Ein ausschweifender Mann wird selten ein guter Ehegatte; er geräth in Verlegenheit, seine ganze Umgebung wird für ihn drückend und verdüstert seine gute Laune. Aber auch ein Frauenzimmer, das vor ihrer Verehelichung die Bewunderung der Hauptstadt gewesen ist, wird selten eine gute Gattin. Sie seufzt fortwährend nach Schmeicheleien, die sie empfing, und die ihr nach langer Gewohnheit zum Bedürfniß geworden sind; sie fordert von dem Manne, für den sie die Welt ausgegeben, alle die Aufmerksamkeiten, deren sie durch das dargebrachte Opfer verlustig ging. Mr. und Mrs. Rainscourt waren vereinigt, aber nicht einig. Gleich vielen andern in dieser Welt des Irrthums konnte ihre Ehe einer Phiole verglichen werden, die zur Hälfte mit Oel, zur Hälfte mit Wasser angefüllt ist und einen Kork hat, der Beides einschließt und in Berührung erhält, obgleich keines mit dem andern sich vereinigen will. Die Frucht dieser Heirath war eine jetzt ungefähr sechs Jahre alte Tochter.
»Nun, Mr. Rainscourt, hoffentlich steht Alles gut; darf ich meine Tochter küssen und ihr als einer der reichsten Erbinnen im ganzen Königreich Glück wünschen?«
»Das können Sie, wenn es Ihnen beliebt, Madame.«
»Kann ich, wenn es mir beliebt? Wie, ist es nicht so, Mr. Rainscourt?« erwiederte die Lady bestürzt über das mißmuthige Stirnrunzeln des Gatten, der sich auf das Sopha warf.

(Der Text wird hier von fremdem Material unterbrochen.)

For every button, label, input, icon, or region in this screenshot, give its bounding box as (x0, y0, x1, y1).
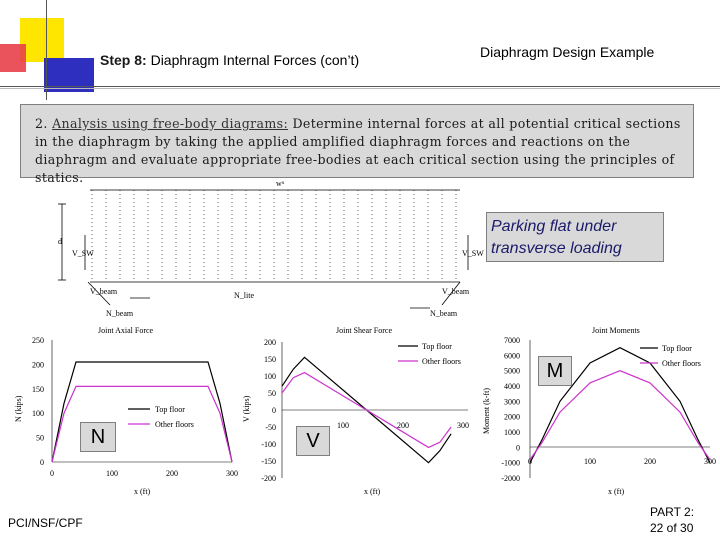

Rainscourt würde die Frage nicht so schnell beantwortet haben, aber er beschloß, daß seine Gattin die Qualen der Täuschung, welche seine eigene Brust quälten, mit empfinden sollte. Da sie an allen seinen Vergnügungen Theil nahm, so sollte ihr natürlich ein gleicher Theil seiner Sorgen zufallen.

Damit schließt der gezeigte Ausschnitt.